The small traps in which I catch myself

It is strange the assumptions I can find lurking in my own brain.

I was watching a talk by Elizabeth Gilbert (Author of Eat Pray Love) and I was suddenly struck that here was a woman who has a glowing writing career and she has probably never written a single word that qualifies as Science Fiction or Fantasy. It was as if a door in my brain had opened to whole new possibilities in writing. You see, I know lots of writers, but they are overwhelmingly writers of Science Fiction and Fantasy. Add to that the fact that whenever the child Sandra pictured writing books, the books she pictured were Fantasy. Somehow these things combined in my head to make only my Science Fiction and Fantasy writing count. This is ludicrous. This is particularly ludicrous because in the wide world of writing and publishing, genre fiction is regarded as a tiny eddy in the great river. And yet I have been telling myself that I did not do any writing last year. Get this, I wrote a blog entry almost every single day, and yet somehow in my head those did not count as writing. The non-genre writing that my friends did counted, but somehow I was discounting my own.
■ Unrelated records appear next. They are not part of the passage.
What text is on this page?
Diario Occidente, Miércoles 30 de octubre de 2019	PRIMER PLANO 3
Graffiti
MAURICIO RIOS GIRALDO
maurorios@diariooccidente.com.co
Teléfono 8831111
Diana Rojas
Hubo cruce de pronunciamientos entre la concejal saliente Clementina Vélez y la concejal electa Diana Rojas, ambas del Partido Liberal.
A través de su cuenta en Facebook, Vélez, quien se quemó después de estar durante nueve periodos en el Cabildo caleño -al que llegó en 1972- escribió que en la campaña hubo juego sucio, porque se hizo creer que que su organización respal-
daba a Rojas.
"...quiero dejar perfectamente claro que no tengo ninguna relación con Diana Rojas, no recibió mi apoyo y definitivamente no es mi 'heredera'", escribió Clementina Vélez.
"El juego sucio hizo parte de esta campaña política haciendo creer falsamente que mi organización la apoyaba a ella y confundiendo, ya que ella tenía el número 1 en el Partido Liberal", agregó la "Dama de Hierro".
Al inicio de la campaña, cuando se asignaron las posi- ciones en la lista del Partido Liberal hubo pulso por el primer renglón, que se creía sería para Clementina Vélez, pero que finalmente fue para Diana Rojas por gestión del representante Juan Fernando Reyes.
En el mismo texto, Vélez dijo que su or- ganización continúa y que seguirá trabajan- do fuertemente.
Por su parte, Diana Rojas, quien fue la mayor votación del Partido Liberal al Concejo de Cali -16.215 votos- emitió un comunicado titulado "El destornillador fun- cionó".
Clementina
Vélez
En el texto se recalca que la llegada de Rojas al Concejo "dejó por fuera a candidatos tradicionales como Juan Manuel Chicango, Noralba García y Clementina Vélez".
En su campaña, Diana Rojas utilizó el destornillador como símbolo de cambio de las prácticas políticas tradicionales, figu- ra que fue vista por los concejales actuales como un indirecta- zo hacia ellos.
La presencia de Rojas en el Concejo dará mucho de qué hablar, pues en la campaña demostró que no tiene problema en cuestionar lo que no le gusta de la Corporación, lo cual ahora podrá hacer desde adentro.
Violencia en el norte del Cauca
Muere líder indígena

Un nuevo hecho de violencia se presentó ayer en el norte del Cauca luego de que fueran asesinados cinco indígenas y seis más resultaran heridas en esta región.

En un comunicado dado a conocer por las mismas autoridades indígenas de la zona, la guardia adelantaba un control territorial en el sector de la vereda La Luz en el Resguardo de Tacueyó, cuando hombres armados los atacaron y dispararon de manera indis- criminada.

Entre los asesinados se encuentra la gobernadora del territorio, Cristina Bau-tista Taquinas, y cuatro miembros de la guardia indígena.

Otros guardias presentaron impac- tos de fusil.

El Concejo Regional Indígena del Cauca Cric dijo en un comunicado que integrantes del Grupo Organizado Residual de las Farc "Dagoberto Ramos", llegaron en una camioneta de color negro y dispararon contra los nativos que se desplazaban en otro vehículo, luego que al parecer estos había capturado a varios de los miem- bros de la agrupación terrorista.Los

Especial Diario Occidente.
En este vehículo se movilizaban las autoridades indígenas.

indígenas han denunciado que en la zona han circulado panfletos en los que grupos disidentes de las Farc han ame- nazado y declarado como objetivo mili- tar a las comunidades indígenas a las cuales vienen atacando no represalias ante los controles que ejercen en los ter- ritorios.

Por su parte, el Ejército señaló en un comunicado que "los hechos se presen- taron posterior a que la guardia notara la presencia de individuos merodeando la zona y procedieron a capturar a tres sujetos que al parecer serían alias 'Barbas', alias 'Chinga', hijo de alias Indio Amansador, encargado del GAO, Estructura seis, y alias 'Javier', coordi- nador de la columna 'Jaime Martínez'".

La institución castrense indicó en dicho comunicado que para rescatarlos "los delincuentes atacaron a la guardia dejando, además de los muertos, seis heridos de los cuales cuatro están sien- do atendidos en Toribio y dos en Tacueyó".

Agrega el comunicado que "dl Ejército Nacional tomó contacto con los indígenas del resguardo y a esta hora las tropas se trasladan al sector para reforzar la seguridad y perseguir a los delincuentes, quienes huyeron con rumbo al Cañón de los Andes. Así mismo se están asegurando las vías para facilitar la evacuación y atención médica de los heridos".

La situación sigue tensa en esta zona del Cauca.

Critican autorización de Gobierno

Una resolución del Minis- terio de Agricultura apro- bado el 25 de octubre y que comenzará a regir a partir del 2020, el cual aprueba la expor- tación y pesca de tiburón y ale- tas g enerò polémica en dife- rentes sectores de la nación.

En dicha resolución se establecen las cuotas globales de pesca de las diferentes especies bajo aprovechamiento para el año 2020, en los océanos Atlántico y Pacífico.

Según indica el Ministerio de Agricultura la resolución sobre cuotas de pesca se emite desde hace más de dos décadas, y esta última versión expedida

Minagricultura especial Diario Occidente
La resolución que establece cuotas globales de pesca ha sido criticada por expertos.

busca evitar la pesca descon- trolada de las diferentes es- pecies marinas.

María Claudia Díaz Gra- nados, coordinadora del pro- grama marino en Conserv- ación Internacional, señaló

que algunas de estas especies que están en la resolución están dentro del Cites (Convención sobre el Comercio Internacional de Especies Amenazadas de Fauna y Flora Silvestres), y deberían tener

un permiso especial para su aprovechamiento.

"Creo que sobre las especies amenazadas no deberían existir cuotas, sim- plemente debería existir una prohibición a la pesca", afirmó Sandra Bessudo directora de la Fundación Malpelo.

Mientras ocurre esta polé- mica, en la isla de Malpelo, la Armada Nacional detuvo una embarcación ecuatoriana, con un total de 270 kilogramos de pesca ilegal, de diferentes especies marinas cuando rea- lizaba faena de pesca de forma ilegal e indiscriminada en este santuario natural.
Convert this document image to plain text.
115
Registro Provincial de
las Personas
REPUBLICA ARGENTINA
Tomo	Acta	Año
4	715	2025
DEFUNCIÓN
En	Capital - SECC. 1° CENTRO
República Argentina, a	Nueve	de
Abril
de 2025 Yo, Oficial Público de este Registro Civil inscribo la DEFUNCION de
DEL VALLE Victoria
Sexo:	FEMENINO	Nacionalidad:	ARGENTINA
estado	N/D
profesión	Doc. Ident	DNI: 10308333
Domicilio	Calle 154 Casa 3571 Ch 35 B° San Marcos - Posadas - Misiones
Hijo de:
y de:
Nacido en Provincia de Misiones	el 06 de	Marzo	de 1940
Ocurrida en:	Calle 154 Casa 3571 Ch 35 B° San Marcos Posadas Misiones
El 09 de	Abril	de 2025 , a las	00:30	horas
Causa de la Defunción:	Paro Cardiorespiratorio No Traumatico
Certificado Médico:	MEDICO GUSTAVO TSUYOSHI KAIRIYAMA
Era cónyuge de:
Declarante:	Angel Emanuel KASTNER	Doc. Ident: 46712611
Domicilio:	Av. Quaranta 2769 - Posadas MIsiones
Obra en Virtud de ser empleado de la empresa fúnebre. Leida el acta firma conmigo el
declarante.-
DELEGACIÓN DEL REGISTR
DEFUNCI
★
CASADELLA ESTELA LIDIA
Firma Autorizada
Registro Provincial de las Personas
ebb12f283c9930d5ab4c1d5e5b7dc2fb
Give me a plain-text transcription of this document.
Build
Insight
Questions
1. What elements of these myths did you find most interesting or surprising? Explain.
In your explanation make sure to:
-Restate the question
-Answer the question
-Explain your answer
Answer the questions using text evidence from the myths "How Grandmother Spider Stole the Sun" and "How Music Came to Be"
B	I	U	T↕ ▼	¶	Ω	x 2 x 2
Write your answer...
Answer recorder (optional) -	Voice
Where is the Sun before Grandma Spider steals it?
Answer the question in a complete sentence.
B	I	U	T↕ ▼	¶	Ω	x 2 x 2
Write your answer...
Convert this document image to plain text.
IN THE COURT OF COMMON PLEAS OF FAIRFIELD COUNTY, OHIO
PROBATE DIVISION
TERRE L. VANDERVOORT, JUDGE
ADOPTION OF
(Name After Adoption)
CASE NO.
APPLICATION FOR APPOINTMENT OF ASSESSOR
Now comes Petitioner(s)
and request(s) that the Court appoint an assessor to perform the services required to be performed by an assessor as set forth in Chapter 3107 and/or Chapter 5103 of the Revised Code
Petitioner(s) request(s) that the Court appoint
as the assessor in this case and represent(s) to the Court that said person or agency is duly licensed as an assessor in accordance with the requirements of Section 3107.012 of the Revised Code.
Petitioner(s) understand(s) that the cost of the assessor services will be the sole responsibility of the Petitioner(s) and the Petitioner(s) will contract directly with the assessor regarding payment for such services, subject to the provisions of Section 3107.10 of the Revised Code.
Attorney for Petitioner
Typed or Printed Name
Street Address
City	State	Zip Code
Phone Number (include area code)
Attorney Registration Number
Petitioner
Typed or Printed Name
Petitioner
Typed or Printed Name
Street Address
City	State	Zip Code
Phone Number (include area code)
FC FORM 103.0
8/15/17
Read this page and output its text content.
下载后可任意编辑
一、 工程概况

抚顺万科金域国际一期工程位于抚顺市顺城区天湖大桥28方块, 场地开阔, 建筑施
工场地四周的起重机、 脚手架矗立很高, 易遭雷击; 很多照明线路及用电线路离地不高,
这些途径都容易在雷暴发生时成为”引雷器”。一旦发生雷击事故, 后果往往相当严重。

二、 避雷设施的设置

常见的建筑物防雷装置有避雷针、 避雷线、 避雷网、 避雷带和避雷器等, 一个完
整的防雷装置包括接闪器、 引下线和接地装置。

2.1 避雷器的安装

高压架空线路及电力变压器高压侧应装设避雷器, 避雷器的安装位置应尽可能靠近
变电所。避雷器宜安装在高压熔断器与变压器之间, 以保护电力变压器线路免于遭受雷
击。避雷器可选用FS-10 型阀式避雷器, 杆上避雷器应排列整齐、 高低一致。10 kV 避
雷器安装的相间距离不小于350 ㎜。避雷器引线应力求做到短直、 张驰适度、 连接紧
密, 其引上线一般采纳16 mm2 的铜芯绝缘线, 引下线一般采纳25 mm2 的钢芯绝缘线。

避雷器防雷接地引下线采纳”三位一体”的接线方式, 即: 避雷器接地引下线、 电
And suddenly a door has opened in my head, and I realize that there are many kinds of writing that I want to do, of which Science Fiction and Fantasy are only a part. They may not even be the larger part. I want to write essays, and blog entries, and articles, and who knows what else. With this new widened perspective I peer back into the past and I remember that even child Sandra was not Fantasy Only. I remember the Children Lost on an Island adventure. I remember the couple of teen lit projects. I remember those final essays of high school which technically met the assignment, but baffled the teacher because he wasn’t sure how to grade them. I am not one thing. I am many things. I’ve always been many things. In fact this is one of the difficulties I constantly face. I want to chase all the shiny possibilities simultaneously.

And so I need to reach out more. I need to start to familiarize myself with publishing outside the eddy of genre fiction. I need to read more books that don’t contain spaceships or magic. Not all at once, because there is value and comfort in the familiar, but enough that I keep expanding my horizons. I suspect that the expansion will improve all of my writing, even the stories with magic and space ships.

And now I have yet another shiny possibility that I want to chase down right now. Instead I have stored it here so that I can find it again once I’m done scrambling to get the Schlock book done.